Here enters my Silent Lift Anger!
Inside, I’m furious, frustrated, annoyed….can’t they see we have a baby? Don’t they understand the lifts should be for people like us and wheelchairs? Why can’t they just take the escalators? Shouldn’t they at least offer for us to go first considering the signage painted at their feet tells them so?
I’m not bold enough to call out strangers. I also sometimes struggle with impostor syndrome since, well, I’m a foreigner in this country. Still, I want them to follow my cultural etiquette when it comes to lifts! That’s a bit arrogant of me right? I mean, I’m in Hong Kong and this is obviously what seems to be the norm here. When I look around, everyone else seems to just accept it. So, I just scream and yell on the inside…Silent Lift Anger!
This has now gone on for over 8 months. When you have a stroller in Hong Kong – these experiences happen weekly! I’ve had so many moments of Silent Lift Anger – to the point where I’m walking out of the lift and having full conversations in my head of what I wanted to say, witty things I should have said and dirty looks that are universal. I’m sure people passing me on the street thought I was a sleep deprived psycho mom with my crazy facial expressions and my mouth murmuring slowly with no words exiting!

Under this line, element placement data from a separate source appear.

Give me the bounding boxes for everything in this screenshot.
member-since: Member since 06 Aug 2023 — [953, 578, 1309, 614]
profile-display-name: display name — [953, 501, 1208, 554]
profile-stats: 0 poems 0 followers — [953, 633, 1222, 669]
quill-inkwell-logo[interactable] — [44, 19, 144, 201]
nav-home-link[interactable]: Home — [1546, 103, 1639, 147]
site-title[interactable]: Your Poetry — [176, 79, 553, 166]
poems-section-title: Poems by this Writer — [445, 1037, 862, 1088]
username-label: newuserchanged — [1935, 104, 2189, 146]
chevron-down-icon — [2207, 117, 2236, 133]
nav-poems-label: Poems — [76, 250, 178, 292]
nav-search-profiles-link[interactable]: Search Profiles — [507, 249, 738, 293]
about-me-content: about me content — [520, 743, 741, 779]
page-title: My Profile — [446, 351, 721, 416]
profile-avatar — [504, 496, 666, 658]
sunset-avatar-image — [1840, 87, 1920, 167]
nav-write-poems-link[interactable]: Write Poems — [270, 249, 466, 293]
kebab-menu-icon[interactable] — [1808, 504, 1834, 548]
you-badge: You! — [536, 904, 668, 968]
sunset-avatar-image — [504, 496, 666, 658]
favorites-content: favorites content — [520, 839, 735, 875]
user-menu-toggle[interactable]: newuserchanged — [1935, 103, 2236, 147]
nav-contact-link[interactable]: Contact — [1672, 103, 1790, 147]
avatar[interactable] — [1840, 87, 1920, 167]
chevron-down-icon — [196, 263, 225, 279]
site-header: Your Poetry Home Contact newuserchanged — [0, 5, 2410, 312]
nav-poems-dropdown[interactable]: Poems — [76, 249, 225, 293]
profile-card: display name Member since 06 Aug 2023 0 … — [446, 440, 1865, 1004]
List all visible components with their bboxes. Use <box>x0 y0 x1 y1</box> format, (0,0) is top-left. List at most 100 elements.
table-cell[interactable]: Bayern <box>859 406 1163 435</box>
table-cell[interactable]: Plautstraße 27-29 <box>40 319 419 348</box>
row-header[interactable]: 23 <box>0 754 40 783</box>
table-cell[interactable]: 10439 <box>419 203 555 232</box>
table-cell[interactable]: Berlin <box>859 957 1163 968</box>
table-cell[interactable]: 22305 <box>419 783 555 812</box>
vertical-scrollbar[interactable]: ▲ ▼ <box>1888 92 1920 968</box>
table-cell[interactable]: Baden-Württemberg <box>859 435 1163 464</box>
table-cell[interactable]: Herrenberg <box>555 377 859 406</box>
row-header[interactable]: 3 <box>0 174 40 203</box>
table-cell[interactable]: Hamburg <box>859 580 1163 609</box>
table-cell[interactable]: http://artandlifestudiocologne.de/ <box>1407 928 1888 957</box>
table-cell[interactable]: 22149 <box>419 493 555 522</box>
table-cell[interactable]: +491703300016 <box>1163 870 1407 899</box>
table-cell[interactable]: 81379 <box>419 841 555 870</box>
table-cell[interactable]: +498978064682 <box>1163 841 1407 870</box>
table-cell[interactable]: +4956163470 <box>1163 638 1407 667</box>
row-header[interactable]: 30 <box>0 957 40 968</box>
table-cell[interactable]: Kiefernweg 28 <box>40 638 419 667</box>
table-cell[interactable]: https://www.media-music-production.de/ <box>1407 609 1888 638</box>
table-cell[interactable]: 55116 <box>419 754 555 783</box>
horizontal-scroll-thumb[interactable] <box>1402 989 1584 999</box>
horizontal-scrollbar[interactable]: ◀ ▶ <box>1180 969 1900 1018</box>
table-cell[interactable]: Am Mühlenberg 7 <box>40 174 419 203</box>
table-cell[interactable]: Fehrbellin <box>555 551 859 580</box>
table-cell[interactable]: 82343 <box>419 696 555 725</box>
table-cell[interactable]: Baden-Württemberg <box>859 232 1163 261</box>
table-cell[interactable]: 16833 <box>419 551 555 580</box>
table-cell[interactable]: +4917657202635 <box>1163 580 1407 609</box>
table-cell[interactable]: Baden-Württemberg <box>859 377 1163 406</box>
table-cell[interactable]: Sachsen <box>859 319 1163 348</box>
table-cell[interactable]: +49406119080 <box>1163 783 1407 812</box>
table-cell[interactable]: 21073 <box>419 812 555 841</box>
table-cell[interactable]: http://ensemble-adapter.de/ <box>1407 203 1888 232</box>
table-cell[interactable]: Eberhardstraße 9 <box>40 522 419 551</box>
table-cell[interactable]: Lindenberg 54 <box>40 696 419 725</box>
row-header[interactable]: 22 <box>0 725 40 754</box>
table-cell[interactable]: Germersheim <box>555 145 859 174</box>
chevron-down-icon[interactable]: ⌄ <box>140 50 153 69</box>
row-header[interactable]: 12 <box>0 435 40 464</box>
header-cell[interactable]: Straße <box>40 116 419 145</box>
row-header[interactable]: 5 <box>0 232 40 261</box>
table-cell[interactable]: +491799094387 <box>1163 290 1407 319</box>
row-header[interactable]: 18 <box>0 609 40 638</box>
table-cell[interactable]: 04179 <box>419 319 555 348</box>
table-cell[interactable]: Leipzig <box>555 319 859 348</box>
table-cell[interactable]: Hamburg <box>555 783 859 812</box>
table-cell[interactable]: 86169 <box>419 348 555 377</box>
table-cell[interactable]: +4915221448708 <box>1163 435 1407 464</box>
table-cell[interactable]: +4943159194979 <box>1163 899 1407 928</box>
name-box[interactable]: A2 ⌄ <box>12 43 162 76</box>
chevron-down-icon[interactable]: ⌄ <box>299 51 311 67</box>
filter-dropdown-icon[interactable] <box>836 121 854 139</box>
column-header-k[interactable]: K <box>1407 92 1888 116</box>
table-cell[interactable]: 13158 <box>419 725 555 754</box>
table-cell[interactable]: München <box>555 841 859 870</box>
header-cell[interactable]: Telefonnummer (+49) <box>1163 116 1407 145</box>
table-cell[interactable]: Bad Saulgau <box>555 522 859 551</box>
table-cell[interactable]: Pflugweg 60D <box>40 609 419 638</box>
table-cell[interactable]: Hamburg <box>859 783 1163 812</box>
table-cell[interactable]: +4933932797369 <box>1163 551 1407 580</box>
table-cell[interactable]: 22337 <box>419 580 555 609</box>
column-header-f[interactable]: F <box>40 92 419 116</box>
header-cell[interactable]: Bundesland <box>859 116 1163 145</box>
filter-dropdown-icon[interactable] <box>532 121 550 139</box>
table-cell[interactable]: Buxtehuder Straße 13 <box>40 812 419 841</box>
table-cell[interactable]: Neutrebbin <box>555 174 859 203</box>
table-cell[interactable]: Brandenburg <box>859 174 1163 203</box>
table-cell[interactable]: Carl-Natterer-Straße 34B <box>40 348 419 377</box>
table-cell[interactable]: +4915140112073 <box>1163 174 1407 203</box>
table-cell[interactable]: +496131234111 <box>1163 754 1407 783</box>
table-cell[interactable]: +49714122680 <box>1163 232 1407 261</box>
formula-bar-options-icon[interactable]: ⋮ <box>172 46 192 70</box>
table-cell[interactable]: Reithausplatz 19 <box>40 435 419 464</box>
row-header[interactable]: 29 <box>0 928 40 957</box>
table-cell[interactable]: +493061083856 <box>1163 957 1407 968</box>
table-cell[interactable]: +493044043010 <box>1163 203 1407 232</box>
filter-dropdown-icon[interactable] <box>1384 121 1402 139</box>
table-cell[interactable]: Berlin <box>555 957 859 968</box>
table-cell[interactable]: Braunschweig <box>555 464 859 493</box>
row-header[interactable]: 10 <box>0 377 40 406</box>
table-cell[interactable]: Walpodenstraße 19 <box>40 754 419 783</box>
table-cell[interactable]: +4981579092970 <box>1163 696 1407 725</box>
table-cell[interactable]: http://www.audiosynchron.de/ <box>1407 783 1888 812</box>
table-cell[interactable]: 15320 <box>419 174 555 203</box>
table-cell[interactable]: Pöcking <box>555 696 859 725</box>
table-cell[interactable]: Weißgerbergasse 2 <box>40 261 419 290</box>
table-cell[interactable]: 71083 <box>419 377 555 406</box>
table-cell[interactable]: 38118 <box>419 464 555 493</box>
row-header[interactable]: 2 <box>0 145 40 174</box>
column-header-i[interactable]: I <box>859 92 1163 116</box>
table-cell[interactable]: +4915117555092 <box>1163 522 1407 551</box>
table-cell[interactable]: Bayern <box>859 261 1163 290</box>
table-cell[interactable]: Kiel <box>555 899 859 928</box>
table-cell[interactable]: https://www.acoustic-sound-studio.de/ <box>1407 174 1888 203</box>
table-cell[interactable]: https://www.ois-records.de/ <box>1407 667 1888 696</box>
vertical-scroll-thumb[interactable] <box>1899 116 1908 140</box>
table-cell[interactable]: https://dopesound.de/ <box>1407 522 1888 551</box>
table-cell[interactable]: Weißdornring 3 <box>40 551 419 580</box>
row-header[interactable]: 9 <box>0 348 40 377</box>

A few times I found myself bold enough to say, “the escalators are working!!“. Usually, this boldness is proceeded by a play-date or lunch-date with other Mamas and they embolden me with that wonderful Mama Power that comes after a simple coffee and teething chat. It’s amazing how a little time with other Mamas makes us feel empowered (or, like a failure depending on the group…but that’s another blog post, eek).
My Silent Lift Anger now lasts a good 30 seconds or so. I’m over it quite quickly because I know what to expect. I have to plan to leave earlier, avoid rush hour, get on the train car directly across from the lift if possible, push my way past people – don’t make eye contact (or do, depending on the situation), and simply adjust to lift etiquette that exists. I make sure to say thank you and extend a warm appreciative smile to the people who do show great kindness and consideration.
So Mamas, when you’re experiencing your Silent Lift Anger, just know you’re not alone! And eventually, you won’t need the lift at all!
Mallori, known as Mal, is the creator of 852 Mamas. Originally from California, Mal has lived in Hong Kong for close to 3 years. Mal and her husband of 10 years, David have two beautiful boys: Levi, born 2011 in Abu Dhabi and Malachi born 2017 in Hong Kong.